Catch up quick: The Lebanese political system is built on power sharing between the different religious sects. The post of the president is occupied by a Christian.

  • At the end of October 2022, former president Michel Aoun, who had close relations with Hezbollah, ended his term. Since then the Lebanese parliament hasn't reached a consensus on a new president.
  • The U.S., France and several Arab countries, including Saudi Arabia and Qatar, have been trying for two years to mediate between the different political parties in the country to reach a compromise, but almost every initiative was undermined by Hezbollah.
  • "We have made clear for some time that we think the Lebanese government needs to overcome the dysfunction in the system — one of the primary instigators of that dysfunction being the Hezbollah veto over who the next president would be — and elect a president. That remains true," U.S. State Department spokesperson Matthew Miller said on Thursday.

Behind the scenes: Two U.S. officials said the White House sees the current situation in Lebanon as an opportunity to break the deadlock over the election of a Lebanese president and thinks this should be the top priority, even before a push for a ceasefire between Israel and Hezbollah.

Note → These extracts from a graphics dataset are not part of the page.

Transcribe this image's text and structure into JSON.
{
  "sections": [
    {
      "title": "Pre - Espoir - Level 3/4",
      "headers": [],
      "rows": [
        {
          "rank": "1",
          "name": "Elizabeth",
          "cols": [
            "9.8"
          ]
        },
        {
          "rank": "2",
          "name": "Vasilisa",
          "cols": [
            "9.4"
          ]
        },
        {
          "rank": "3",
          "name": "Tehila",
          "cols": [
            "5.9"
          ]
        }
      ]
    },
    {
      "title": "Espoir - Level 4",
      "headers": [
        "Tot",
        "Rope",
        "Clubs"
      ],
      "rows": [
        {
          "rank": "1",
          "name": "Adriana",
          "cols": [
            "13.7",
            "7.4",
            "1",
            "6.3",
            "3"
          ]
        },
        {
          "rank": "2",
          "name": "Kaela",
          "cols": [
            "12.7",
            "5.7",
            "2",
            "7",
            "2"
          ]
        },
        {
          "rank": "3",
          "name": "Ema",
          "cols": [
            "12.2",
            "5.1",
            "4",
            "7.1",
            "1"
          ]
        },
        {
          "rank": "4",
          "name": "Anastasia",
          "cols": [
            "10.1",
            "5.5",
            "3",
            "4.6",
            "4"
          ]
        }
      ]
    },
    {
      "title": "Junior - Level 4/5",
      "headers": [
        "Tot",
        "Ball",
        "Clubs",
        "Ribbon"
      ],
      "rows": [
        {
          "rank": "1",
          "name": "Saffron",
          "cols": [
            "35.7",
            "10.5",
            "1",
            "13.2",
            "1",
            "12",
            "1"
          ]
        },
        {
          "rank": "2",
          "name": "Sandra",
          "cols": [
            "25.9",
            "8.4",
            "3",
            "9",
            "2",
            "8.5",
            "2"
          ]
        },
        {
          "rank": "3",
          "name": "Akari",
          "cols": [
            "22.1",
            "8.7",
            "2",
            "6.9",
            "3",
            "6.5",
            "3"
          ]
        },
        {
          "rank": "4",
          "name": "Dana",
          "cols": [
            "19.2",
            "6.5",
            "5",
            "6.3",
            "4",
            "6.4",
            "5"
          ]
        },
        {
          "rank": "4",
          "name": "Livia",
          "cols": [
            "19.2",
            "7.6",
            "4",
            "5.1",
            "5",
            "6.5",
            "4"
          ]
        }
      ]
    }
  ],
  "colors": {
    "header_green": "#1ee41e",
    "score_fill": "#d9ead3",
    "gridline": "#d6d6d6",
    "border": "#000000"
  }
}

  • In recent days, Lebanon's acting prime minister Najib Mikati told President Biden's adviser Amos Hochstein he wants to move forward with the plan the U.S. laid out in June for a diplomatic solution in Lebanon.
  • Hochstein told Mikati that the proposal "is off the table" because the conditions on the ground have changed in the last two weeks due to the increased fighting between Israel and Hezbollah, the U.S. officials said.
  • Instead, Hochstein told Mikati the priority should be electing a new president.
  • Lebanese foreign minister Abdallah Bou Habib met on Thursday in Washington with the State Department's top Middle East diplomat Barbara Leaf. According to the Lebanese official news agency, Leaf told Bou Habib that there is a need to elect a new president as soon as possible due to the situation in the country.
  • The White House didn't respond to a request for comment.

State of play: On Thursday, Mikati called for electing as soon as possible a new president who represents the majority of Lebanese.

  • "The key point is to elect a president who is not aligned with one team against another," Mikati said.

What to watch: The U.S. officials said the first priory is electing a Lebanese president, then reaching a diplomatic solution to the conflict at the Israeli-Lebanese border based on a UN resolution that was adopted after the 2006 war in Lebanon but never fully implemented, and then appointing a new Lebanese prime minister.